COP30 discutirá zerar financiamento à pecuária de baixa produtividade
* Ecio Rodrigues
Nas inteligentes palavras do economista Denis Minev, enviado
especial para o setor privado da Amazônia na COP30, a região esbanja em
empreendedorismo que não consegue avançar como deveria, pois os incentivos são
direcionados para atividades de baixa produtividade, como a pecuária extensiva,
por exemplo.
Reforçando a análise realizada pelo excelente estudo publicado
pelo Banco Mundial em 2023, com o instigante título “Equilíbrio Delicado para a
Amazônia Legal Brasileira: Um Memorando Econômico”, sob a responsabilidade
editorial do economista sênior Marek Hanusch, o representante dos empresários
amazônicos também defende deslocar os incentivos investidos na pecuária
extensiva na Amazônia (para saber mais acesse https://www.andiroba.org.br/artigos/?post_id=5633&artigos_ano=2023)
Além da motivação econômica, a orientação dos estudiosos acerta na
necessária otimização no uso de recursos escassos, nesse caso o dinheiro do
investimento ou incentivo público, chegando a rebatimentos que poucos se dão
conta.
Em primeiro lugar o alvo da otimização econômica é acertado devido
à outro fator de produção, por hora abundante na Amazônia, a terra que em 99%
das vezes se encontra coberta com floresta.
Dado que a característica primordial de recursos abundantes,
repita-se a terra coberta com floresta na Amazônia, é o preço baixo, quanto
mais distante das vias de escoamento, rodovias e rios, a terra se encontrar mais
barata será para o investimento do capital.
Isso explica aqueles clarões que se observa nas extensões verdes
nos mapas em que o capim, verde claro, ocupa uma extensa área. Na verdade, são
duas as razões para a pecuária extensiva chegar até ali, naquele lugar inóspito
e com acesso, no mínimo, complicado.
Terra barata e crédito público, ou capital, igualmente barato em
relação ao que é ofertado no mercado.
Desde muito tempo a atividade de baixa produtividade, em que um
animal precisa de quase dois hectares de florestas desmatadas para pastar o
capim cultivado, se expande dependendo desses dois fatores.

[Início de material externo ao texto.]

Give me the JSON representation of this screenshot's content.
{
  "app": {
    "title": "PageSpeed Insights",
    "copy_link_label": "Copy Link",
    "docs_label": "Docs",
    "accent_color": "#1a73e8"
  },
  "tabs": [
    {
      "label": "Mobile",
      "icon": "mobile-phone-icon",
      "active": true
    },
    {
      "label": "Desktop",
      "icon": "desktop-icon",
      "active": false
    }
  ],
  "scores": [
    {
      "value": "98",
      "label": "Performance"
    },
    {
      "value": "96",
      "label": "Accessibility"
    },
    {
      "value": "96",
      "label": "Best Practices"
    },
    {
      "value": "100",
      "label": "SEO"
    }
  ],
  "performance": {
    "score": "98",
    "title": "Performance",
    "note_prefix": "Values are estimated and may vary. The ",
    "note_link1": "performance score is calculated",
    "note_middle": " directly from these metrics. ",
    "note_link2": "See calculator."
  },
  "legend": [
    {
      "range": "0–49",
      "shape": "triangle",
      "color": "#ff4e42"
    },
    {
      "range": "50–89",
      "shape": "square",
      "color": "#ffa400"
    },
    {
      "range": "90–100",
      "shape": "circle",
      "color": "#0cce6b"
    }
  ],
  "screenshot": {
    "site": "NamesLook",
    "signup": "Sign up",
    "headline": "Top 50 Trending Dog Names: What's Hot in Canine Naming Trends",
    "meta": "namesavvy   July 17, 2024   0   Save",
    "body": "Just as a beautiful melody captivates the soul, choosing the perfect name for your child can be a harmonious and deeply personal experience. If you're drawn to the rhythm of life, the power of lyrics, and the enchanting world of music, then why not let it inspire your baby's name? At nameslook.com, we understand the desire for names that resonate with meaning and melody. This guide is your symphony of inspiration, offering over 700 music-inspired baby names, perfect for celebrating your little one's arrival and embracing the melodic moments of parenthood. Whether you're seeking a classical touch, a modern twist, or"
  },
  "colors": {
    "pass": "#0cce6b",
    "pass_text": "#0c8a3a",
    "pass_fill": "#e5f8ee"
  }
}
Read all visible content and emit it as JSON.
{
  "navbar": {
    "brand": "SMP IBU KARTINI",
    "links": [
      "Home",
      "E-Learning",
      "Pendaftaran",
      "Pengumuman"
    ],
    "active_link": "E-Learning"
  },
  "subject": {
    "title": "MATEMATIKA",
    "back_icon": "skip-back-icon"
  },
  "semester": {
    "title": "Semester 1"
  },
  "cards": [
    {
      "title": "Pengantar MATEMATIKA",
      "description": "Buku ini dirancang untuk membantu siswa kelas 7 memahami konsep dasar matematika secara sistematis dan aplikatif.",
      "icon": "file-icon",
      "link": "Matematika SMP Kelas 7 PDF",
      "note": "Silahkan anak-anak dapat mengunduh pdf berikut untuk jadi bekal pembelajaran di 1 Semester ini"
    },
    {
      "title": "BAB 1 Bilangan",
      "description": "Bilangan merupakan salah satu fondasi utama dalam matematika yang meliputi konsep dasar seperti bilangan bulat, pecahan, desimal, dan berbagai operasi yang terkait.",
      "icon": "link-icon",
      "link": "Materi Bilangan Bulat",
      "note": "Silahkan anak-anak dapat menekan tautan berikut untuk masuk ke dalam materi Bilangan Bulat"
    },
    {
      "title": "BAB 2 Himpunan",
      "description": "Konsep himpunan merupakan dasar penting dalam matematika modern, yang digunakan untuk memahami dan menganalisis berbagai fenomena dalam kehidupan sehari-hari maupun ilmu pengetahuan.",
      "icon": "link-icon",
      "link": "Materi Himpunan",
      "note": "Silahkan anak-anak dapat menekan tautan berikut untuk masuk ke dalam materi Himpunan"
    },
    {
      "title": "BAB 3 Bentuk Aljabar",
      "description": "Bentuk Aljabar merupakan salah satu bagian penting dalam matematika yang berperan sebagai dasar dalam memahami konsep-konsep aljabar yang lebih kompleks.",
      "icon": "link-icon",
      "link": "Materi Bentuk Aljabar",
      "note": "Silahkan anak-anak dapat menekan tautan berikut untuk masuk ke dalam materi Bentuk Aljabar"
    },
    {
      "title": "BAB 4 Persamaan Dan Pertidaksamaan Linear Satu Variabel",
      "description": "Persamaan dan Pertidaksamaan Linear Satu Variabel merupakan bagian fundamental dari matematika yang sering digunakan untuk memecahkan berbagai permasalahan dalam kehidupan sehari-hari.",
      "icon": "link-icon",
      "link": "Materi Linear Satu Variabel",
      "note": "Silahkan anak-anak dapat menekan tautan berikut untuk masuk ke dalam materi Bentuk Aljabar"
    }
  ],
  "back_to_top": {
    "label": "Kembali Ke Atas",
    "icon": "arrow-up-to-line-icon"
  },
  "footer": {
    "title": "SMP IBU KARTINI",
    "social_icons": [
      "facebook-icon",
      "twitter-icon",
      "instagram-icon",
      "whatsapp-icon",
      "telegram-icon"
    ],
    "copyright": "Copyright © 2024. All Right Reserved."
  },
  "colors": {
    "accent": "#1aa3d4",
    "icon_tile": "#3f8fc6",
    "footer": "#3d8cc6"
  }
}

Enquanto de um lado a terra com floresta, a despeito de ainda
muito barata em relação ao centro-oeste e até ao nordeste do pais apresenta
elevação constante em decorrência da atratividade de mercado, de outro lado, o
capital continua ofertado sob os auspícios do Fundo Constitucional do Norte, do
Basa, do Pronaf e assim por diante.
Um rol de incentivos estatais que promovem uma atividade produtiva
que depende do desmatamento, oferta quantidade reduzida de emprego e que não
compete com nenhuma outra atividade rural.
O mesmo desmatamento combatido com um elevado orçamento público que
vem do IBAMA, do governo estadual e de várias secretarias municipais é, ao
mesmo tempo, incentivado pelo crédito público à pecuária de baixa
produtividade.
Inexplicável esse tipo de operação que resiste ao tempo, que
ocorre desde os primórdios da ocupação produtiva da Amazônia, inclusive durante
os alvissareiros ciclos econômicos da borracha, um produto florestal que
segurou por décadas a economia da região e nunca recebeu incentivo em igual
proporção.
Ambos os economistas dos estudos citados no início estão
corretíssimos em defender o incentivo a atividades que consigam produzir mais
riqueza por hectare que a pecuária de baixa produtividade.
Por óbvio, uma vez que 90% do desmatamento anual vem da criação do
boi solto no pasto, a COP30 poderá contribuir para o fim do incentivo público.
*Engenheiro Florestal (UFRuRJ), mestre em Política Florestal (UFPR) e doutor em Desenvolvimento Sustentável (UnB).